I walk in the room, I am dressed in an old fashioned black dress, with a strange top hat, pointy at the top, larger at the base. There ! you know what I look like, I look like a physician out of a play by Moliere. This makes perfect sense again, as you can tell by my long winded speech that I am French, although my accent reminds you of something else you cannot quite name yet.
This is going to be good you think. I don’t sing. My words are single octave and my diagnosis is that « it is all in the head », and you’re left wondering, what isn’t ? Well, the first thing that is not in the head anymore, is the singing doctor’s sanity. He ends his song in a mock death, we are both looking at him in disbelief. The acting was a bit outré, and it is not possible that one could die in such a ridiculous way. The interns rush his body to the emergency room, i.e. they get out and back in the room as quickly as possible. It is a highly choreographed mess.
Given the diagnosis, you are discharged from the ER. Since it is Friday, I am off shift and we say the prayer on wine and bread in the parking lot, cars are honking to get out but we insist on the full version of God’s word. You say that you are tired and want to go home. I convince you with one question and one comment. The question is : « where is home ? », the comment is : « it is all in your head ».

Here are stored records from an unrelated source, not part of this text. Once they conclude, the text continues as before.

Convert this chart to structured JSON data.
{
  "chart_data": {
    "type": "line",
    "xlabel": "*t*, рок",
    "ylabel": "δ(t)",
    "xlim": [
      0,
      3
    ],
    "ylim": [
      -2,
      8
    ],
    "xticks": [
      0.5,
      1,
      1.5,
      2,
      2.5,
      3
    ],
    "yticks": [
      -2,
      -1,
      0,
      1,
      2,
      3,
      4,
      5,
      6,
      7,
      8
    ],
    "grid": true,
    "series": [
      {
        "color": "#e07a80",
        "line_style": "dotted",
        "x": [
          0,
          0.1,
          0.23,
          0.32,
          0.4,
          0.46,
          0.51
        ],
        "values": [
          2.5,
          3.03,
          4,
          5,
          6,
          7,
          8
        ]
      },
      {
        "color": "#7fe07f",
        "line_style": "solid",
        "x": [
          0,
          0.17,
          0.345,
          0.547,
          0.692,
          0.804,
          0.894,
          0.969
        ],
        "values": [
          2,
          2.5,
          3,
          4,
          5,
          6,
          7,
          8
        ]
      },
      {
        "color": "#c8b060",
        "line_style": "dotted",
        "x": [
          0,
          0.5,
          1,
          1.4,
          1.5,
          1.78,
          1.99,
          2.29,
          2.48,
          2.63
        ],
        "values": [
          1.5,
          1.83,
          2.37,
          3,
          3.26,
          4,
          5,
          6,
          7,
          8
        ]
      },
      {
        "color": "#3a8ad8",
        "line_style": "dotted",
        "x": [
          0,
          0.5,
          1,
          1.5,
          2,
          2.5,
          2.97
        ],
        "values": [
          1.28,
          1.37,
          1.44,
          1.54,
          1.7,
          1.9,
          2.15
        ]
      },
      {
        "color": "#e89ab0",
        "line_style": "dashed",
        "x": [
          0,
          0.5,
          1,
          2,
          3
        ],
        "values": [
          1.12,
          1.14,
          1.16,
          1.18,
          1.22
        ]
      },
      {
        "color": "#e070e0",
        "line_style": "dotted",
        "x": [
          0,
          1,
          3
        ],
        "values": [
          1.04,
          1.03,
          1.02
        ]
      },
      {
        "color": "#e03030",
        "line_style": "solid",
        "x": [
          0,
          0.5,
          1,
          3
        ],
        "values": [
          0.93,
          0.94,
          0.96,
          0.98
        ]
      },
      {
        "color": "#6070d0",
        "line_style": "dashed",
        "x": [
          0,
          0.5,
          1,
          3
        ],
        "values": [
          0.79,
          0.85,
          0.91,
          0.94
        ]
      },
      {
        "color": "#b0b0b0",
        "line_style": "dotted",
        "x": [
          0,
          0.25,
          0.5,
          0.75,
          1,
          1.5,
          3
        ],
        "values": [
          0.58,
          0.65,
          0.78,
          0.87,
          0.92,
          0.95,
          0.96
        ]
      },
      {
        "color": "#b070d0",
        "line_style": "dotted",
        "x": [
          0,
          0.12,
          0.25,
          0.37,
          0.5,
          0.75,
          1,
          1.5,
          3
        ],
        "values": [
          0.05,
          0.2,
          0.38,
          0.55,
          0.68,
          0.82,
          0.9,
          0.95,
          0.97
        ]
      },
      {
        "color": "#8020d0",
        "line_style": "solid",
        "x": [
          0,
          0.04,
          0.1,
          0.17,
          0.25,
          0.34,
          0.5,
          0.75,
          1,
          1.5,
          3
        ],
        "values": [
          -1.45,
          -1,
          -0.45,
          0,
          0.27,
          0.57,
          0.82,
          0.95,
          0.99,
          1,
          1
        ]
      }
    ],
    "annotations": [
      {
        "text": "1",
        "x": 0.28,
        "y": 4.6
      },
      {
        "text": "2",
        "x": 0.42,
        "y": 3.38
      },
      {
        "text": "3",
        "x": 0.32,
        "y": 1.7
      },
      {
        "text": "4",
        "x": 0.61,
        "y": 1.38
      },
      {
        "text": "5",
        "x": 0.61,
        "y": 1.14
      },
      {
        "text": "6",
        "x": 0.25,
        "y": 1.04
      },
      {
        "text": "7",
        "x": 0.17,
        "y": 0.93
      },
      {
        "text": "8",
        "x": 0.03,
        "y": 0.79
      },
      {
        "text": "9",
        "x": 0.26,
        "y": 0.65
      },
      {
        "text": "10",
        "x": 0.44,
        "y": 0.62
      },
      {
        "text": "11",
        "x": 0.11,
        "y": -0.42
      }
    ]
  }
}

We go back to the house where you were due to give your speech and a party is going on at full blast. The band plays very explicit songs and you jump on stage and blend into the group and you know what needs to be done in order to get better. You do as the outspoken doctor. You sing your speech about liver diseases. It was the cure all along, drummer and bass are struggling to keep up. When the song ends you jump off the stage, I carry you out of the room and you fall asleep in my arms.
When you wake up on Sunday morning, Saturday has either not happened or has happened in a blur. You think : no big deal, if I have not lived this day, I may keep it for later. I am calling your name from the bathroom and suddenly you know where my accent is from and it also reminds you of where is home. At this point you sit up because you have just heard a muffled noise coming from the living room of your Jerusalem home, thousand miles away : someone is ruffling with intent though the books on the shelves.
Someone is opening those books, turning them upside down, looking for something specific. You can see in your mind’s eye the unknown man holding a tour guidebook of Jerusalem opened at a picture of the Western Wall and in the crease of the book, there is a small folded white piece of paper. And then the man picks the piece of paper out of the book and throws the book away. He unfolds the note and on it, there is an equation related to information theory, an equation which explains how to beat the Shannon limit for transmitting information. You turn around and see me coming out of the bathroom with the guidebook and you realize that everything was a metaphor of itself and now, and only just from this moment on, you’re in love.